5. La Posizione a Mano di Ballerina
Questa posizione viene suggerita se il bambino ha difficoltà ad attaccarsi o presenta un ridotto tono muscolare perché nato prematuro, perché ha la sindrome di Down o un'altra patologia o disabilità. Consiste nel sostenere sia la sua testa che il tuo seno. Per attuarla, si inizia prendendo il seno con la mano posizionata sotto di esso, tenendo le dita da un lato e il pollice dall'altro. Si sposta quindi la mano in avanti formando una U davanti al seno con il pollice e l'indice. Le altre tre dita continueranno a sostenere il seno da sotto. Durante la poppata, si fa appoggiare la mandibola del bambino sul proprio pollice e indice, posizionando il suo mento in fondo alla U e sorreggendolo delicatamente per le guance con l'indice da un lato e il pollice dall'altro. Questa tecnica permette di guidare l'attacco e sostenere il bambino in modo efficace.
Cuscini da Allattamento: Un Supporto Prezioso
Il cuscino per l'allattamento è un supporto a forma di mezzaluna pensato per facilitare l’allattamento al seno o con il biberon. È di forma allungata e arrotondata, per essere posizionato attorno alla vita, e sebbene sia morbido, sostiene adeguatamente il bambino, evitando che sprofondi nel cuscino. Grazie all’utilizzo di questo cuscino, mamma e bambino assumono una posizione comoda e ottimale durante l’allattamento: il bambino è sorretto a livello del seno, evitando così che il suo peso gravi sulle braccia della mamma. È particolarmente utile nei primi tempi, specialmente con i neonati, e in posizioni come la culla o la rugby, per sollevare il bambino all'altezza giusta del seno e ridurre lo sforzo per la mamma.
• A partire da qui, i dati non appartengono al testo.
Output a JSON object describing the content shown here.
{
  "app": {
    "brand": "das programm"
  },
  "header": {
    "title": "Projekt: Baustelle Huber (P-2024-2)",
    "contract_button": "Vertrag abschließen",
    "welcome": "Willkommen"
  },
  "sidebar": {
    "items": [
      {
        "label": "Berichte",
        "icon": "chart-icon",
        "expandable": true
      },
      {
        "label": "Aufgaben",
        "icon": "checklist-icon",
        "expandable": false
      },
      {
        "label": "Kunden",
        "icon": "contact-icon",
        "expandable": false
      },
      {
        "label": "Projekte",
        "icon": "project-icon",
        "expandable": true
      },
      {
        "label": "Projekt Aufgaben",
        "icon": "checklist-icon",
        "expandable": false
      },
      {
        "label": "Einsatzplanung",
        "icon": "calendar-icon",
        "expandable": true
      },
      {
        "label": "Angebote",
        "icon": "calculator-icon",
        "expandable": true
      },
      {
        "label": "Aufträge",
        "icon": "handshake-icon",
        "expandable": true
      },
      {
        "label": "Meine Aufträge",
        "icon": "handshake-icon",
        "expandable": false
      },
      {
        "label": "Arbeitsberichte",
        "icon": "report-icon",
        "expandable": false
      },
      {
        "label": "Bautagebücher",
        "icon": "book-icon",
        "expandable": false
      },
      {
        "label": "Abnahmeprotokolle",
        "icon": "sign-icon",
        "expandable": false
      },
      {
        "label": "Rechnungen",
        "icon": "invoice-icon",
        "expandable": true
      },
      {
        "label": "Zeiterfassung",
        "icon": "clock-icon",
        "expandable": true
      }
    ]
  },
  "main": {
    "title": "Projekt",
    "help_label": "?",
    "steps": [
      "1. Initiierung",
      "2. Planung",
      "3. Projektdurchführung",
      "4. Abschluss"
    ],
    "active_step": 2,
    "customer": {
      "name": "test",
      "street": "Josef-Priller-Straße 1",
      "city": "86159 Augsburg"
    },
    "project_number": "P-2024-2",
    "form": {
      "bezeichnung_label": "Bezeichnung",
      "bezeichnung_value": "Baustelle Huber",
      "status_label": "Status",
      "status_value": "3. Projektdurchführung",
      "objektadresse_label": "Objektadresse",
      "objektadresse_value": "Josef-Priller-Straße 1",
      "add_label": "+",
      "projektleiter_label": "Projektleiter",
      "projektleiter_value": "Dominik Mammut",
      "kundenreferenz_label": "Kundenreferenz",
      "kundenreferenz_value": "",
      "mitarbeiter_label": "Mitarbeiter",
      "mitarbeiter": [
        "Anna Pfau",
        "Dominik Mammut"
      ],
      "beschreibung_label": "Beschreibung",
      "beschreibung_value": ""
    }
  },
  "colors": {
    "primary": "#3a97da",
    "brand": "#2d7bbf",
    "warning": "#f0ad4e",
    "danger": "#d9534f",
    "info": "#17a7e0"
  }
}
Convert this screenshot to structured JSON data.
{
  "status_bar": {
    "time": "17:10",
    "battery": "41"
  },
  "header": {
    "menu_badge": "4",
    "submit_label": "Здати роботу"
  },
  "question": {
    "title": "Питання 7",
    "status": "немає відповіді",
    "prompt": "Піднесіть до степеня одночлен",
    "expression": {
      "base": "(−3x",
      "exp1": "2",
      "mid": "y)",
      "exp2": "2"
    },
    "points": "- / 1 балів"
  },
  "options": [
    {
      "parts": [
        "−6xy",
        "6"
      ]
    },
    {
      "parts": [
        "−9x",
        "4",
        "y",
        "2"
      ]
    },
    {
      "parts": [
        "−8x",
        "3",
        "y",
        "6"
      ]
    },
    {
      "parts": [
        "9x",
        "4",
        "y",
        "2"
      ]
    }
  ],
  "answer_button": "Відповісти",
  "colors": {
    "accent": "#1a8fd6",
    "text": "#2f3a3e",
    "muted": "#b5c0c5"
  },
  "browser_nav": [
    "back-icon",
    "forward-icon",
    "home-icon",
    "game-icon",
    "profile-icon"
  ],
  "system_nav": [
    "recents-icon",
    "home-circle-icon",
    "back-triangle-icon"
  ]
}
Quando Cercare Aiuto Professionale
Se il bambino fa fatica ad attaccarsi o se l'allattamento provoca dolore, è importante chiedere aiuto a un consulente per l'allattamento o a uno specialista dell'allattamento al seno. Ti mostreranno come sorreggere il bambino per rendere l'allattamento più comodo e come correggere eventuali problemi di attacco. Se si incontrano difficoltà nel trovare la posizione più adatta o se l'allattamento risulta doloroso o inefficace, è fondamentale rivolgersi a una figura esperta. Un consulente professionale in allattamento (IBCLC) può offrire supporto personalizzato e risolvere dubbi specifici.
Raccomandazioni Globali per l'Allattamento al Seno
L'Organizzazione Mondiale della Sanità (OMS) e l’UNICEF raccomandano di allattare al seno in modo esclusivo fino ai 6 mesi di vita del bambino. L'OMS, in collaborazione con l’UNICEF, ha redatto un decalogo di misure che hanno l’obiettivo di promuovere, sostenere e proteggere l’allattamento al seno. È utile che, già prima del parto, le donne in gravidanza ricevano informazioni sui vantaggi, le tecniche e le posizioni per allattare al seno il neonato. Questo permette una preparazione adeguata e una maggiore consapevolezza, fondamentale per avviare e mantenere una buona produzione di latte e un'esperienza di allattamento positiva.